Paint it brown

Matin Brun © Ramona Poenaru

À partir de Matin brun, nouvelle d’une dizaine de pages signée Franck Pavloff, le metteur en scène Christophe Greilsammer crée un spectacle, engagé et engageant, dénonçant la torpeur de notre conscience citoyenne.

Au lendemain des élections Régionales de 1998 où des élus de droite s’allièrent au Front National, Franck Pavloff se demande comment faire face à « l’échec du discours politique ». Il propose alors une nouvelle à un petit éditeur, Cheyne, basé en Haute-Loire. L’histoire est simple et tient en quelques pages : un État décrète sans coup férir l’élimination de tout chat et chien non bruns. Il impose, lentement mais sûrement, la couleur brune dans toute la société. Des animaux exterminés massivement grâce à des boulettes d’arsenic aux bibliothèques dont on censure la plupart des livres, en passant par le langage courant et les quotidiens coupables de dénoncer les mesures anti-bruns. Charlie et son ami – qui nous relate ces événements – assistent et participent (tuant leurs propres animaux de compagnie) sans protester à la lente dérive fascisante à l’œuvre, contrôlée par cette nouvelle milice brune qui a vu le jour. Se convainquant comme leurs voisins que tout est mieux ainsi, ils poussent même le conformisme ambiant jusqu’à remplacer leurs anciens compagnons par d’autres… bruns ! Bien entendu, l’histoire ne peut que mal finir. L’État National, non content d’avoir banni et éradiqué tout ce qui n’est pas brun, s’enfonce dans sa folie, comme les gardes rouges de Mao, et punit rétroactivement toute personne ayant possédé, même avant la Loi, un animal d’une autre couleur…

Une résistance à 1 €
Totalement séduite, le Cheyne – modeste maison d’édition spécialisée dans la poésie – crée un petit livre au format allongé. Une simple croix noire, épaisse, barre sa couverture brune.
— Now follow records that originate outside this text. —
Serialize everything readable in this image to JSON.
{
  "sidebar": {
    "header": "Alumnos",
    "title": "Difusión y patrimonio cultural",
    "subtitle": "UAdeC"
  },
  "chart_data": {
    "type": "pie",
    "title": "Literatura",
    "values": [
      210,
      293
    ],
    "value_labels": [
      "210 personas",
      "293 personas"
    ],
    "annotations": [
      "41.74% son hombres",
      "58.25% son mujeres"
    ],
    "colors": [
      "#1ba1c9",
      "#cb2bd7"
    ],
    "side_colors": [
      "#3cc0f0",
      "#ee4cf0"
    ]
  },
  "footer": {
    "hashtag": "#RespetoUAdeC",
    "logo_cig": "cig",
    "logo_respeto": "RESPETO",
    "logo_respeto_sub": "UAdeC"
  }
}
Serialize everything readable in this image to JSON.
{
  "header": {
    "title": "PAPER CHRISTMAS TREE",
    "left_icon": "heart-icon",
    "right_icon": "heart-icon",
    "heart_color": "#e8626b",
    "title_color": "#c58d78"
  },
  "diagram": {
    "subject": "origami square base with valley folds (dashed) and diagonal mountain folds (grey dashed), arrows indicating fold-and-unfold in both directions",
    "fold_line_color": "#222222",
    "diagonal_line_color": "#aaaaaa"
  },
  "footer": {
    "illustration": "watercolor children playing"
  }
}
Une première édition de dix mille exemplaires en est tirée, vendus 1 €. Le succès est déjà au rendez-vous (vingt mille Matin Brun sont écoulés) lorsqu’un deuxième coup de semonce fait vaciller la France, le 21 avril 2002. L’acuité, la concision et la justesse de Pavloff font mouche et son habile démonstration des conséquences des petites lâchetés de chacun d’entre nous résonne à l’heure de la prise de conscience devant le duel Chirac-Le Pen du second tour de la présidentielle. Les ventes s’envolent et ne se démentent pas depuis, atteignant en 2010, avec sa quarantième édition, 1 500 000 ventes dans 18 traductions.

Another brick in the wall
De son père bulgare, Franck Pavloff a hérité le goût impérieux de bousculer les barbelés et les pensées confisquées. « La simplicité mais surtout l’intelligence de sa manière de poser le problème » ont séduit Christophe Greilsammer qui monte le texte à l’Espace Grün de Cernay, au printemps 2010, pour le festival Momix. Le public est invité à revêtir des blouses blanches – comme des médecins légistes venus observer la prolifération de la gangrène de notre société – avant de pénétrer dans une grande boîte. Assis sur un sol blanc, ils sont progressivement envahis par des lignes brunes vidéo-projetées. Le comédien leur propose de découvrir le destin tragique de son ami Charlie dans une soirée diapositives qu’il actionne grâce à une télécommande cachée derrière la seule ampoule éclairant la pièce. Dans cette mise en scène très plastique aux effets saisissants, le public est aux premières loges, pris à parti, inclus dans les événements en cours. Usant de quelques trouvailles (une version du Corbeau et le renard où tout devient “brun” illustrant la confiscation du langage, des effets musicaux et visuels ajoutant au suspens…), le metteur en scène nous réserve un final dans lequel la poésie le dispute au tragique.
Pour sa reprise en 2011, dans le cadre du festival TRANS(E) organisé par La Filature, il adjoint, après la version française jouée par Gaël Chaillat, une seconde interprétation de la pièce, en allemand, par Stéphanie Félix. « Un moyen de renforcer un peu plus la parabole avec les “chemises brunes” mais aussi d’enrichir la pratique des spectateurs qui, lorsqu’ils revoient la pièce, focalisent moins sur le texte mais sur d’autres éléments, notamment le jeu de la comédienne, les détails de mise en scène… » se réjouit Christophe.

Devoir de désobéissance

Les deux versions sont séparées de discussions avec les spectateurs dans lesquelles « on se rend compte que les enfants pigent tout et renvoient avec leurs mots à eux, au racisme, à l’intolérance, au “ne pas laisser faire” », constate Christophe. « Les adultes sont presque plus pudiques et repartent souvent avec un peu de mauvaise conscience car le thème de la pièce est absolument brûlant quand on voit ce qui se passe autour de nous. C’est du théâtre politique donnant à penser. » Dure question en effet que celle de la résistance individuelle à la majorité, au pouvoir et à ceux qui nous gouvernent. Au XIXe siècle, le philosophe et poète américain Henry David Thoreau mettait en pratique son « devoir de désobéissance civile », sans entraîner dans son sillage le plus grand nombre. N’oublions jamais ce qu’écrit Pavloff : « Après tout, il était à moi mon chat, comme son chien pour Charlie, on aurait dû dire non. Résister davantage, mais comment ? Ça va si vite, il y a le boulot, les soucis de tous les jours. Les autres aussi baissent les bras pour être un peu tranquilles, non ? »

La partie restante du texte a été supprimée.